Exclusive Corporations

4 minutes • 711 words
Table of contents
Reducing Competition through Exclusive Corporations
72 All corporations, and most of corporation laws, were established to prevent this reduction of price by restraining free competition.
- This price reduction would lower wages and profit.
In ancient times, only the town corporate’s authority was needed to establish a corporation. In England, a charter from the king was necessary.
- But this was really to extort money instead of defending against oppressive monopolies.
The charter was readily granted upon paying a fine to the king.
- But some craftsmen or traders incorporated into adulterine guilds without a charter.
- These were disfranchised but were obliged to pay a fine annually to the king for permission to exercise their usurped privileges.
The immediate inspection of all corporations, and their by-laws, belonged to the town corporate where they were established.
- Their discipline came from that greater incorporation, not from the king.
73 The government of towns corporate was in the hands of traders and craftsmen.
It was their interest to always keep it understocked with their own work.
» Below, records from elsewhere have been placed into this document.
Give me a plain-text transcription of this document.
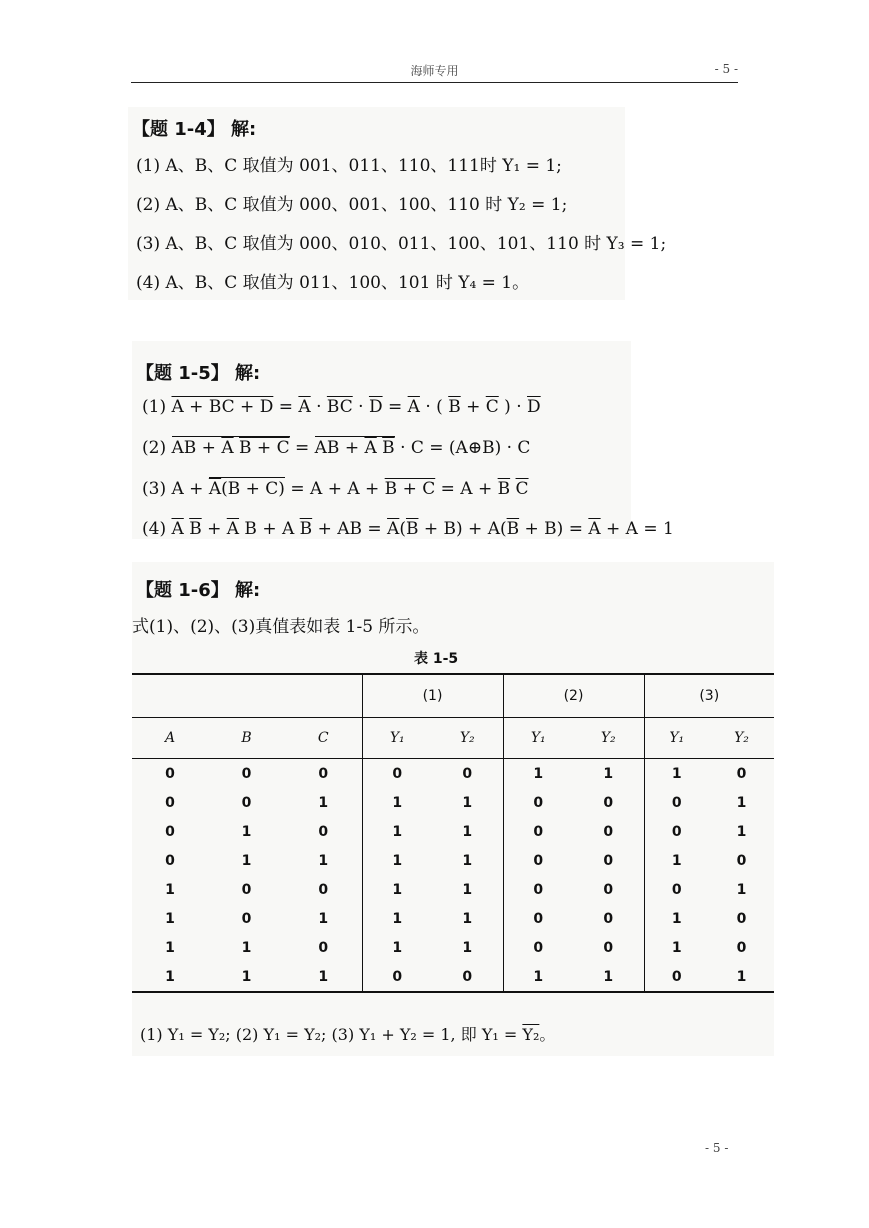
海师专用	- 5 -
【题 1-4】 解:
(1) A、B、C 取值为 001、011、110、111时 Y₁ = 1;
(2) A、B、C 取值为 000、001、100、110 时 Y₂ = 1;
(3) A、B、C 取值为 000、010、011、100、101、110 时 Y₃ = 1;
(4) A、B、C 取值为 011、100、101 时 Y₄ = 1。
【题 1-5】 解:
(1) A + BC + $D = \overline{A} \cdot \overline{BC} \cdot \overline{D} = \overline{A}$ · ( $\overline{B} + \overline{C}$ ) · $\overline{D}$
(2) AB + $\overline{A}$ $\overline{B} + C$ = AB + $\overline{A}$ $\overline{B} \cdot C$ = (A⊕B) · C
(3) $A + \overline{A}(B + C) = A + A + B + C = A + \overline{B}$ $\overline{C}$
(4) $\overline{A}$ $\overline{B} + \overline{A}$ B + A $\overline{B}$ + AB = $\overline{A}(\overline{B} + B) + A(\overline{B} + B) = \overline{A} + A = 1$
【题 1-6】 解:
式(1)、(2)、(3)真值表如表 1-5 所示。
表 1-5
			(1)		(2)		(3)	
A	B	C	Y₁	Y₂	Y₁	Y₂	Y₁	Y₂
0	0	0	0	0	1	1	1	0
0	0	1	1	1	0	0	0	1
0	1	0	1	1	0	0	0	1
0	1	1	1	1	0	0	1	0
1	0	0	1	1	0	0	0	1
1	0	1	1	1	0	0	1	0
1	1	0	1	1	0	0	1	0
1	1	1	0	0	1	1	0	1
(1) Y₁ = Y₂; (2) Y₁ = Y₂; (3) Y₁ + Y₂ = 1, 即 Y₁ = Y₂。
- 5 -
Each class was eager to establish regulations for this purpose. Each consented that every other class do the same.
Each was obliged to buy goods from every other class within the town at a higher price than usual.
In recompence, they were enabled to sell their own just as dearer. None of them were losers by these regulations.
They were all great gainers in their dealings with the countryside.
- Those dealings enriched every town.
74 Every town draws its whole subsistence from the countryside. It pays for these in 2 ways:
- By sending back some manufactured goods to the countryside
The price of such goods is increased by:
- the wages of the town’s workers and
- profits of their employers.
- By sending to the countryside some of the raw produce and manufactured goods of other provinces
The price of such produce and goods are increased by:
- the wages of the transporters and
- the profits of the merchants who employ them.
Wages and profits make up the gain of both.
The regulations which unnaturally increase those wages and profits enable the town to buy more of the produce of the countryside’s labour with fewer of the produce of the town’s labour.
They give the town’s traders and craftsmen an advantage over the landlords, farmers, and labourers in the countryside.
They break down that natural equality of commerce between them. The whole produce of the labour of society is divided between the people of the town and those of the countryside. By those regulations, a greater share of it is given to the town and a less to the countryside.
75 The amount of goods annually exported from the town is the price which it really pays for the materials it annually imports.
The dearer its exports, the cheaper its imports. The industry of the town becomes more advantageous than that of the countryside.
76 Everywhere in Europe, the industry of towns is more advantageous than the industry of the countryside.
This is proven by a simple observation, without the need to enter into any computations.
In every European country, we find at least 100 people who grew rich from small beginnings by trade and manufactures or the industry of towns, for one who has done so by agriculture or the industry of the countryside.
Wages and profits must evidently be greater in towns than in the countryside.
Since stock and labour naturally seek the most advantageous employment, they naturally go to the town and desert the countryside as much as possible.
77 The townspeople, being collected into one place, can easily combine.
The most insignificant trades in towns have been incorporated. The symptoms of the corporation spirit are:
- the jealousy of strangers
- the aversion to take apprentices
- the aversion to communicate the secret of their trade
Such spirit prevails in insignificant trades. It teaches them, by voluntary associations and agreements, to prevent that free competition which their by-laws cannot prohibit.
- The trades with a few workers easily encounter such combinations.
Half a dozen wool-combers might be necessary to keep 1,000 spinners and weavers at work. If those wool-combers combine not to take apprentices, they can:
- engross the employment
- reduce the whole manufacture into slavery to themselves
- raise the price of their labour unnaturally.